Compared to Fiat, Bitcoin does not Do too badly as a medium of exchange. Fiat is only accepted in the geographical domain of its issuer. Dollars are no great in Europe etc.. Bitcoin is accepted internationally. On the flip side, very few retailers now accept payment in Bitcoin. Until the approval grows , Fiat wins… although at the cost of trade between countries.
The first condition is a great deal Tougher; money has to be a stable store of value… today Bitcoins have gone out of a ‘value’ of $3.00 to about $1,000, in just a few decades. This is about as far from being a ‘stable store of value’; since you can get! Indeed, such profits are an ideal illustration of a speculative boom… like Dutch tulip bulbs, or real mining companies, or even Nortel stocks. We want to say a fast word about our conversation re Bitcoin Wealth. However, one really vital distinction here directly relates to your own aspirations. The most innocuous details can sometimes hold the most crucial keys as well as the greatest power. You realize that you are ultimately the one who knows which will have the highest impact. Here are a number of more equally important highlights on this significant topic.
Naturally, Fiat fails as well; For instance, the US Dollar, the ‘main’ Fiat, has lost over 95 percent of its value in a few decades… neither fiat nor Bitcoin qualify in the most crucial measure of money; the capacity to store value and conserve value through time. Actual money, which is Gold, has shown the capacity to hold value not only for centuries, except for eons. Neither Fiat nor Bitcoin has this critical capacity… both neglect as cash.
Ultimately, we return to the second Feature; this of being the numeraire. Now this is actually interesting, and we can see why the two Bitcoin and Fiat neglect as money, by looking closely at the question of their ‘numeraire’. Numeraire refers to the usage of cash to not just save value, but to in a sense measure, or compare worth. In Austrian economics, it is considered impossible to really quantify value; after all, significance resides only in human consciousness… and how can anything else in understanding really be quantified? Nevertheless, through the principle of Mengerian market action, that’s interaction between bid and offer, market prices can be established… if only momentarily… and this industry price is expressed concerning the numeraire, the most marketable good, that is money.

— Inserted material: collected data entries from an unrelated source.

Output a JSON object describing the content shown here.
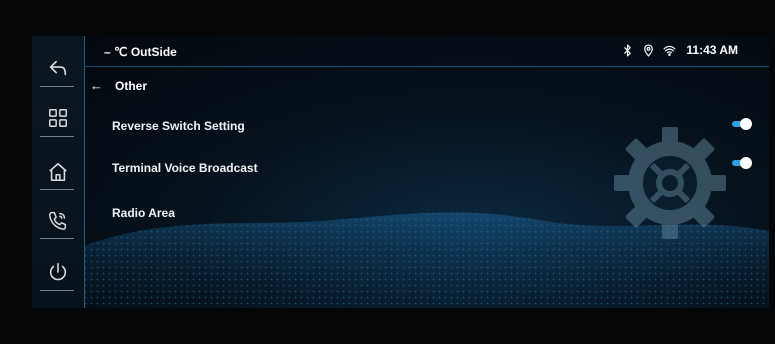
{
  "status_bar": {
    "outside_temp": "– ℃ OutSide",
    "time": "11:43 AM",
    "icons": [
      "bluetooth-icon",
      "location-icon",
      "wifi-icon"
    ]
  },
  "sidebar": {
    "items": [
      {
        "name": "back",
        "icon": "back-arrow-icon"
      },
      {
        "name": "apps",
        "icon": "grid-icon"
      },
      {
        "name": "home",
        "icon": "home-icon"
      },
      {
        "name": "phone",
        "icon": "phone-icon"
      },
      {
        "name": "power",
        "icon": "power-icon"
      }
    ]
  },
  "section": {
    "back_glyph": "←",
    "title": "Other"
  },
  "settings": [
    {
      "label": "Reverse Switch Setting",
      "toggle": true
    },
    {
      "label": "Terminal Voice Broadcast",
      "toggle": true
    },
    {
      "label": "Radio Area",
      "toggle": null
    }
  ],
  "colors": {
    "accent": "#2f9fe6",
    "background": "#03070c",
    "sidebar_border": "#1b5f86"
  }
}
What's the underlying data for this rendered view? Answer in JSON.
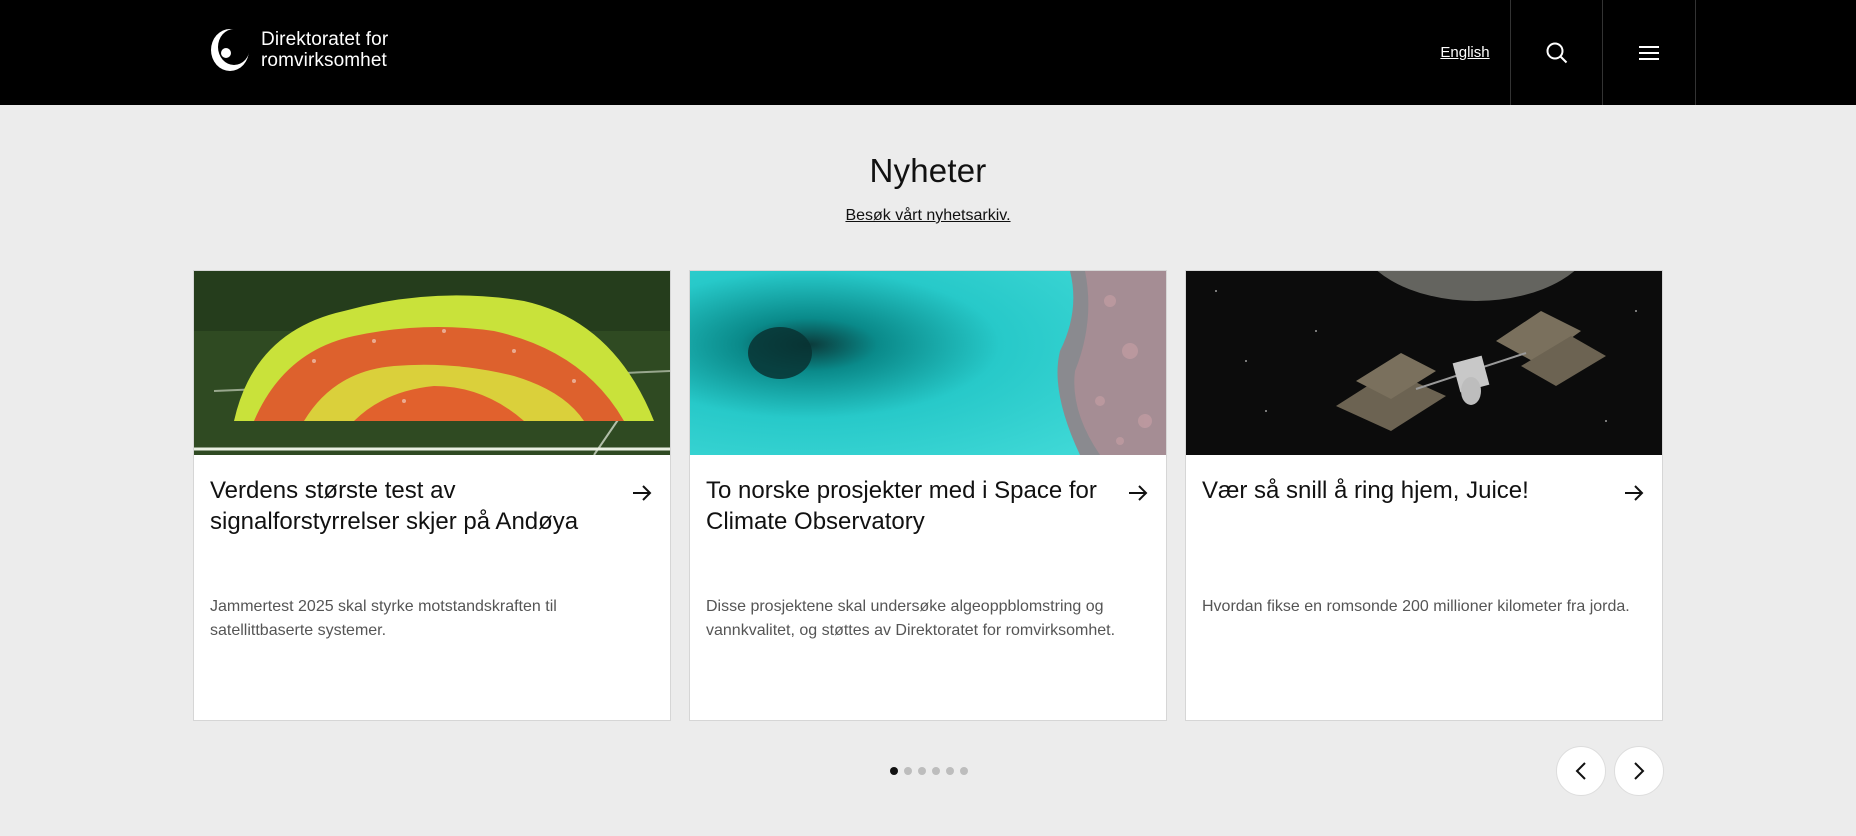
{
  "header": {
    "logo_line1": "Direktoratet for",
    "logo_line2": "romvirksomhet",
    "language_link": "English",
    "search_icon": "search-icon",
    "menu_icon": "hamburger-menu-icon"
  },
  "news": {
    "title": "Nyheter",
    "archive_link": "Besøk vårt nyhetsarkiv."
  },
  "cards": [
    {
      "title": "Verdens største test av signalforstyrrelser skjer på Andøya",
      "description": "Jammertest 2025 skal styrke motstandskraften til satellittbaserte systemer.",
      "image": "crowd-on-grass-photo"
    },
    {
      "title": "To norske prosjekter med i Space for Climate Observatory",
      "description": "Disse prosjektene skal undersøke algeoppblomstring og vannkvalitet, og støttes av Direktoratet for romvirksomhet.",
      "image": "satellite-image-algae-bloom"
    },
    {
      "title": "Vær så snill å ring hjem, Juice!",
      "description": "Hvordan fikse en romsonde 200 millioner kilometer fra jorda.",
      "image": "juice-spacecraft-illustration"
    }
  ],
  "carousel": {
    "total_slides": 6,
    "active_slide": 1,
    "prev_icon": "chevron-left-icon",
    "next_icon": "chevron-right-icon"
  },
  "colors": {
    "header_bg": "#000000",
    "page_bg": "#ececec",
    "card_bg": "#ffffff",
    "accent": "#111111"
  }
}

So how do we establish the worth of Fiat… ? Through the concept of ‘buying power’… which is, the value of Fiat depends upon what it can be exchanged for… a so called ‘basket of goods’. But his clearly implies that Fiat has no value of its own, but instead appreciate flows from the worth of the goods and services it might be exchanged for. Causality flows from the goods ‘bought’ to the Fiat number. After all, what difference is there between a one Dollar bill and a trillion Dollar invoice, except the amount printed on it… and the purchasing power of this number?
Gold, on the other hand, is not Quantified by what it trades for; instead, uniquely, it is measured by a different physical standard; by its own weight, or mass. A g of Gold is a gram of gold, and an ounce of Gold is an ounce of Gold… no matter what number is engraved on its surface, ‘face value’ or differently. Causality is the contrary to that of Fiat; Gold is measured by weight, an inherent quality… maybe not by buying power. Now, have you any idea of the value of an oz of Dollars? No anything. Fiat is just ‘quantified’ with an ephemeral quantity… the amount printed on it, ‘ the ‘face value’.
Bitcoin is further away from being The numeraire; not just is it simply a few, much as Fiat… but its value is quantified in Fiat! Even if Bitcoin becomes internationally recognized as a medium of exchange, and even if it manages to replace the Dollar as the approved ‘numeraire’, it can never have an intrinsic measure like Gold has. Gold is exceptional in being quantified by a true, unchanging physical quantity. Gold is unique in preserving value for thousands of years. Nothing else in touch of humanity has this unique blend of qualities.